The trains secretly follow a timetable that you can pick up at any MTA booth, which is a particularly useful tool late at night.
What do you do in your free time?
I like to ride my folding bike, read non-fiction, dance to top 40, watch dystopian movies and documentaries, beachcomb, and think about what makes people tick.
What are you currently reading?
Among the books I’ve enjoyed this summer are, The Autobiography of Malcolm X (mystifyingly by Alex Haley); Don’t Sleep; There are Snakes (about a linguistic anthropologist’s travails with the Piraha tribe in Brazil); and Somewhere Inside (Lisa Ling and Laura Ling’s account of Laura’s captivity in North Korea). I’m currently reading Eating the Dinosaur by Chuck Klosterman, who does an excellent expository piece about how David Koresh is like Kurt Cobain, and how Beyonce’s alter-ego “Sasha Fierce” paradoxically emphasizes how ordinary she is. Genius.
Favorite TV show?
Intervention
If you had one superpower what would it be?
To keep a cache of really red-letter days, rewind them like they were a VHS tape, and re-live them like Bill Murray in Groundhog Day.
What's the most surprising part of your internship?
I had visited immigration detention centers before with my legal clinic at school, but I had never visited one where the government detained women.
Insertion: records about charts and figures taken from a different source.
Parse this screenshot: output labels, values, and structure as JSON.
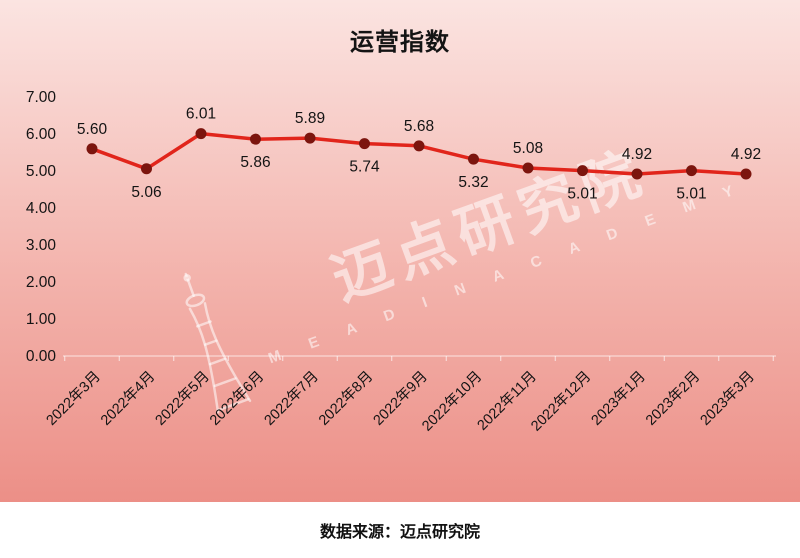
{
  "title": "运营指数",
  "footer": {
    "source": "数据来源：迈点研究院"
  },
  "watermark": {
    "cn": "迈点研究院",
    "en": "M E A D I N   A C A D E M Y",
    "icon": "tower-icon"
  },
  "colors": {
    "line": "#e1251b",
    "marker": "#7c150e",
    "bg_top": "#fbe4e1",
    "bg_bottom": "#ec8f87",
    "axis": "rgba(255,255,255,0.7)",
    "text": "#141414",
    "watermark": "rgba(255,255,255,0.55)"
  },
  "chart_data": {
    "type": "line",
    "title": "运营指数",
    "categories": [
      "2022年3月",
      "2022年4月",
      "2022年5月",
      "2022年6月",
      "2022年7月",
      "2022年8月",
      "2022年9月",
      "2022年10月",
      "2022年11月",
      "2022年12月",
      "2023年1月",
      "2023年2月",
      "2023年3月"
    ],
    "values": [
      5.6,
      5.06,
      6.01,
      5.86,
      5.89,
      5.74,
      5.68,
      5.32,
      5.08,
      5.01,
      4.92,
      5.01,
      4.92
    ],
    "label_side": [
      "above",
      "below",
      "above",
      "below",
      "above",
      "below",
      "above",
      "below",
      "above",
      "below",
      "above",
      "below",
      "above"
    ],
    "ylim": [
      0,
      7
    ],
    "ytick_step": 1,
    "ytick_format_decimals": 2,
    "grid": false,
    "legend": "none",
    "xlabel": "",
    "ylabel": ""
  }
}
One of my first “field trips” with ImEq involved going to the Elizabeth Detention Center in New Jersey, where they do detain women. There, I saw a bulletin board with photos of detained women in brightly colored jumpsuits playing Connect-Four and having a Christmas party. Seeing detained immigrants trying to maintain a semblance of ordinary life in spite of bars and handcuffs was half heartening and half macabre.
What's the hardest part?
The regular leaps of faith I take that United States Citizenship and Immigration Services really DID receive that fax.
What's your interest in immigration rights?
I’ve always been a little personally mystified by a paradox in modern American civil rights rhetoric. There’s a near-universal consensus that the color of a person’s skin is an immutable characteristic that should serve as no basis to deprive someone equal protection under the law; but somehow, it’s okay for U.S. policy to systematically discriminate and exclude people based primarily on their place of birth, the most immutable characteristic of them all. I’m interested in playing a role in addressing that disparity.
How did you learn about Immigration Equality?
During my internship at Lambda Legal last summer, I’d regularly direct callers to Immigration Equality. The more I learned about the organization, the more intrigued I got.
Are you at immigration Equality just for the summer?
I’m on board the rest of the summer, and I’m excited to continue my internship part-time through the coming semester!
To whom would you recommend an Immigration Equality internship?
To anyone who shares my concern that true “equality” for the Queer community extends beyond the struggle for same-sex marriage.
What are you planning next after your time with us?
My last year of law school, and hopefully passing the New York State Bar!